I spend the day with friends in Glasgow soaking up the atmosphere. We ended up at the BBC on the Quay and found a crowed gathered around some moutain bike activity.
It turned out to be Danny McCaskil and a few other fellas doing their bike tricks on some boxes that look like the sort of thing the BBC uses for lugging kit to their gigs.
"Danny MacAskill is a Scottish trials cyclist, from Dunvegan on the Isle of Skye. [A few years ago] he gave up his job as a mechanic so he could ride full-time and now lives in Glasgow.... In 2010 [he] released a new video Way Back Home ... which showcases locations around Scotland." [photo and text from Wikipedia]
His website here. His film, Way Back Home, has, as of today, 32,466,155 views! I must check out his other more recent ones.
We had tickets for the Hydro which is the space-ship type building behind the Finneston crane. It is a recently built events hall and before the Games' events was being used (and will continue to be used) for large rock concerts etc.
The above photo shows the security setup, somewhat similar to any airport.
The security was tight to get into this and other events being held at the same time in adjacent buildings on the site of the Scottish Exhibition and Conference Centre. All the approach roads were blocked or were single lanes to make way for pedestrians coming and going. It has been a bit of a pest for locals who are going about their everyday life but when you become aware of the huge numbers of people moving about (e.g. the Hydro's capacity is 8,000 people) one feels they are in control of the huge logisical exercise involved!
There have been complaints about people not managing to get to events because of the numbers trying to get on the above-ground and below-ground (Glasgow's subway which is a double circular track of 15 stops). More buses have been laid to help ease the situation.
I also now realise that trains have been cancelled not because the rolling stock is not working but because they have to stop the numbers of people entering the system where the risk areas are not just squashing on trains but probably more related to possible crushes in, for example, stairwells and escalators. (Glasgow has bad history of crowd crushes at sports events.....)

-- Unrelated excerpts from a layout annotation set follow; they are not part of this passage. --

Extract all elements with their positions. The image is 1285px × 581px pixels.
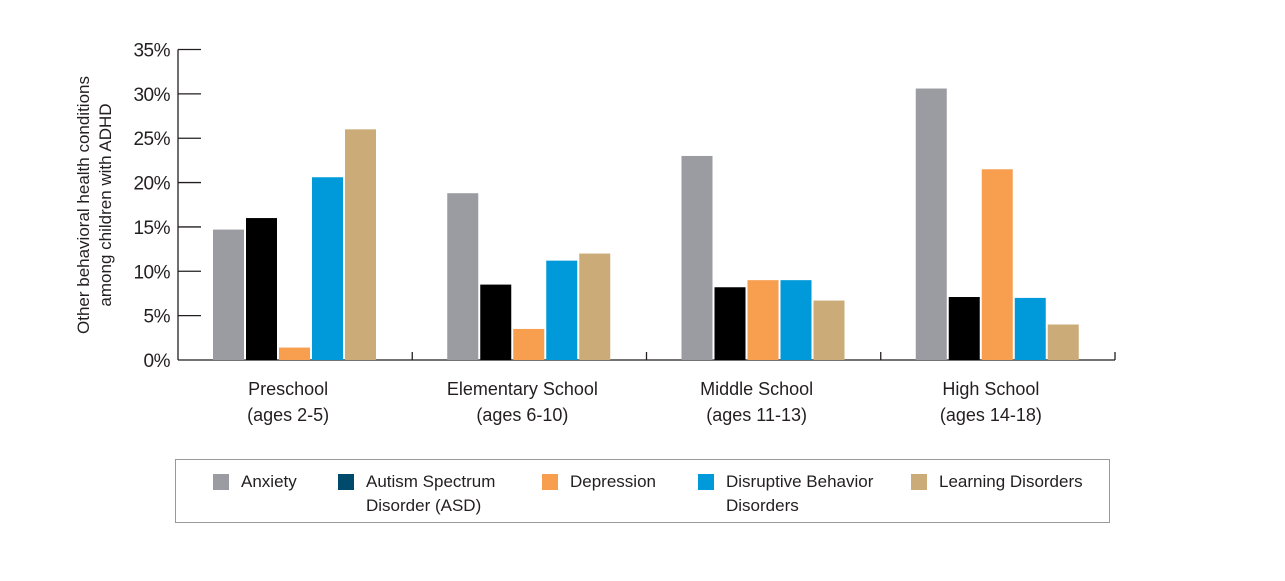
bar-2-3: [981, 169, 1013, 360]
y-tick-label: 25%: [133, 129, 170, 150]
x-category-label: Preschool: [248, 379, 328, 399]
bar-2-0: [279, 347, 310, 360]
bar-0-0: [213, 229, 244, 360]
bar-2-2: [747, 280, 779, 360]
legend-item-asd: Autism Spectrum Disorder (ASD): [338, 470, 495, 518]
bar-3-3: [1014, 297, 1046, 360]
x-category-label: (ages 11-13): [706, 405, 807, 425]
x-category-label: Elementary School: [447, 379, 598, 399]
bar-0-3: [915, 88, 947, 360]
legend-item-anxiety: Anxiety: [213, 470, 297, 494]
legend-label: Disruptive Behavior Disorders: [726, 472, 874, 515]
x-category-label: (ages 6-10): [476, 405, 568, 425]
bar-1-3: [948, 297, 980, 360]
bar-4-0: [345, 129, 376, 360]
bar-0-1: [447, 193, 479, 360]
legend-swatch-asd: [338, 474, 354, 490]
legend-label: Autism Spectrum Disorder (ASD): [366, 472, 496, 515]
y-axis-label-line: Other behavioral health conditions: [74, 76, 93, 334]
bar-1-2: [714, 287, 746, 360]
legend-swatch-anxiety: [213, 474, 229, 490]
legend-label: Depression: [570, 472, 656, 491]
y-tick-label: 35%: [133, 41, 170, 62]
bar-1-1: [480, 284, 512, 360]
legend-label: Anxiety: [241, 472, 297, 491]
legend-swatch-depression: [542, 474, 558, 490]
x-category-label: (ages 2-5): [247, 405, 329, 425]
y-tick-label: 30%: [133, 85, 170, 106]
legend-swatch-disruptive: [698, 474, 714, 490]
legend-swatch-learning: [911, 474, 927, 490]
legend: Anxiety Autism Spectrum Disorder (ASD) D…: [175, 459, 1110, 523]
y-axis-label-line: among children with ADHD: [96, 103, 115, 306]
y-tick-label: 15%: [133, 218, 170, 239]
y-axis-label: Other behavioral health conditions among …: [74, 76, 115, 334]
bar-chart: 0% 5% 10% 15% 20% 25% 30% 35% Other behavioral h…: [74, 41, 1116, 425]
legend-item-disruptive: Disruptive Behavior Disorders: [698, 470, 873, 518]
y-tick-label: 20%: [133, 174, 170, 195]
bar-2-1: [513, 328, 545, 360]
bar-4-3: [1047, 324, 1079, 360]
x-category-label: (ages 14-18): [940, 405, 1042, 425]
y-tick-label: 10%: [133, 262, 170, 283]
bar-3-2: [780, 280, 812, 360]
bar-3-1: [546, 260, 578, 360]
bar-4-2: [813, 300, 845, 360]
bar-4-1: [579, 253, 611, 360]
y-tick-label: 5%: [144, 307, 171, 328]
legend-label: Learning Disorders: [939, 472, 1083, 491]
y-tick-label: 0%: [144, 351, 171, 372]
legend-item-learning: Learning Disorders: [911, 470, 1083, 494]
bar-0-2: [681, 155, 713, 360]
bar-3-0: [312, 177, 343, 360]
x-category-label: Middle School: [700, 379, 813, 399]
x-category-label: High School: [942, 379, 1039, 399]
legend-item-depression: Depression: [542, 470, 656, 494]
bar-1-0: [246, 218, 277, 360]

We watched the men and women's gymnastics all afternoon. For a break they had us doing a Weegie Wave around the hall. This involves each section standing up and waving sequentially around the hall.... a great laugh and a good way to stretch the legs. In order to get up all shouting they put up the text on the balcony flashing notice: Gee it Laldy! (1/3 way up, horizontal blue banner in photo.)
The big screen in the centre is a standard feature in all halls. Also every pub and bar in the city is putting up their big TV screens so everyone gets to follow events over their pint!
I took thes following photos in order to show our neighbour, Helen. Her grandson is a piper in the Scots Guards regiment. She was telling us that he is playing at the beginning of the medal ceremony.
Is this him under that busby (the bearskin hat) coming into the hall?
A close-up of him on the big screen makes me think this is not a 19 year old. Never mind, if you don't look too closely you would never know.
Here are the women's medals for artisitc gymnastics being presented. The gold went to England, silver to Australia and bronze to Wales.